Est-ce donc les prédications du sacerdoce qui ont fait abolir l’horreur des effroyables supplices où sont venus séculairement se délecter nos « chrétiens » charitables[1] ? Quelle voix s’est élevée de l’Église, toute-puissante, pour supprimer la question, l’estrapade, l’écartèlement, le pilori ? N’est-ce donc pas une condamnation d’ordre religieux, au seuil des temps modernes, qui, avant l’étranglement, faisait arracher la langue à Vanini par les tenailles du bourreau ?

  1. Chez beaucoup d’esprits cultivés et même libéraux, nous nous heurtons encore aujourd’hui au vieux fond d’une férocité d’intolérance. Il y a quelques années, en Angleterre, je rencontrai dans un salon un jeune clergyman, très « savant », me dit-on, et de conversation fort agréable. Comme je m’étais permis je ne sais plus quelle parole impliquant une condamnation des violences historiques de l’Église, il s’empressa vivement — lui, chrétien « hérétique » — de revendiquer sa part de responsabilité dans des actes antérieurs au schisme.
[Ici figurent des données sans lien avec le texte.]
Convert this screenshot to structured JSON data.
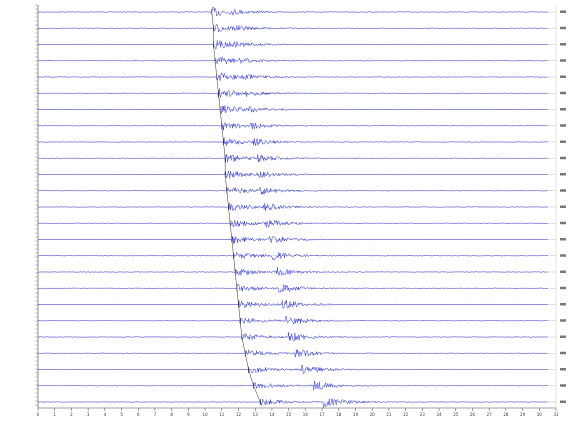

Je crus me tirer d’affaire en me bornant à faire appel à ses sentiments d’humanité. Cela l’amusa fort. — « Oh ! me dit-il en souriant avec douceur, un mauvais petit quart d’heure est si vite passé ! »

    C’est ainsi, sans aucun doute, que raisonnait Calvin dans son acharnement à poursuivre Michel Servet jusqu’au bûcher de Champel. Le malheureux Espagnol ne se séparait qu’en un point du fanatique « réformateur » de Genève. Il n’était pas « Trinitaire ». Il ne croyait pas que Dieu fût simultanément un et trois. Cela suffit à Calvin pour le harceler d’une mortelle haine. Il le dénonce à l’Inquisition catholique de Vienne et le fait arrêter, livrant à cet effet des lettres que sa victime lui avait écrites sous le sceau du secret. L’Inquisition s’amuse fort de cet hérétique qui lui dénonce une hérésie. Mais elle se met en devoir de brûler celui qu’elle tient. Il s’échappe. C’est donc Calvin lui-même qui le brûlera. Arrestation et procès à Genève. Toutes les injures, toutes les violences. Le malheureux se convulse de froid dans le cachot infect où la vermine le ronge. Son suprême effort est pour demander une chemise. Le Tribunal ne la lui accorde (en principe) qu’à la condition qu’elle ne lui soit pas livrée. Le bûcher s’allume sous les yeux satisfaits d’une foule édifiée. Et plus tard, quand, avec de nouveaux siècles, une tardive évolution de l’esprit humain amènera les fils de ces brûleurs à penser que leurs pères n’ont peut-être pas administré par le feu l’irréfutable preuve, quand ils iront jusqu’à se proposer quelque manifestation d’un regret sans repentir intime, ils ne trouveront pas en eux-mêmes le courage de condamner l’auteur responsable du crime. C’est pourquoi l’on peut lire aujourd’hui à Champel l’inscription du monument « expiatoire », où nos bons Genevois se déclarent en même temps « fils respectueux et reconnaissants de Calvin, notre grand réformateur, mais condamnent une erreur qui fut celle de son siècle »… Calvin innocenté aux dépens du « siècle » qu’il a voulu pétrir de sa pensée reconnue criminelle, c’est une idée qui suscitera peut-être quelque jour l’idée d’un second monument pour désavouer le faux désaveu de consciences obliques qui prétendent confondre dans un même amour la victime et le bourreau.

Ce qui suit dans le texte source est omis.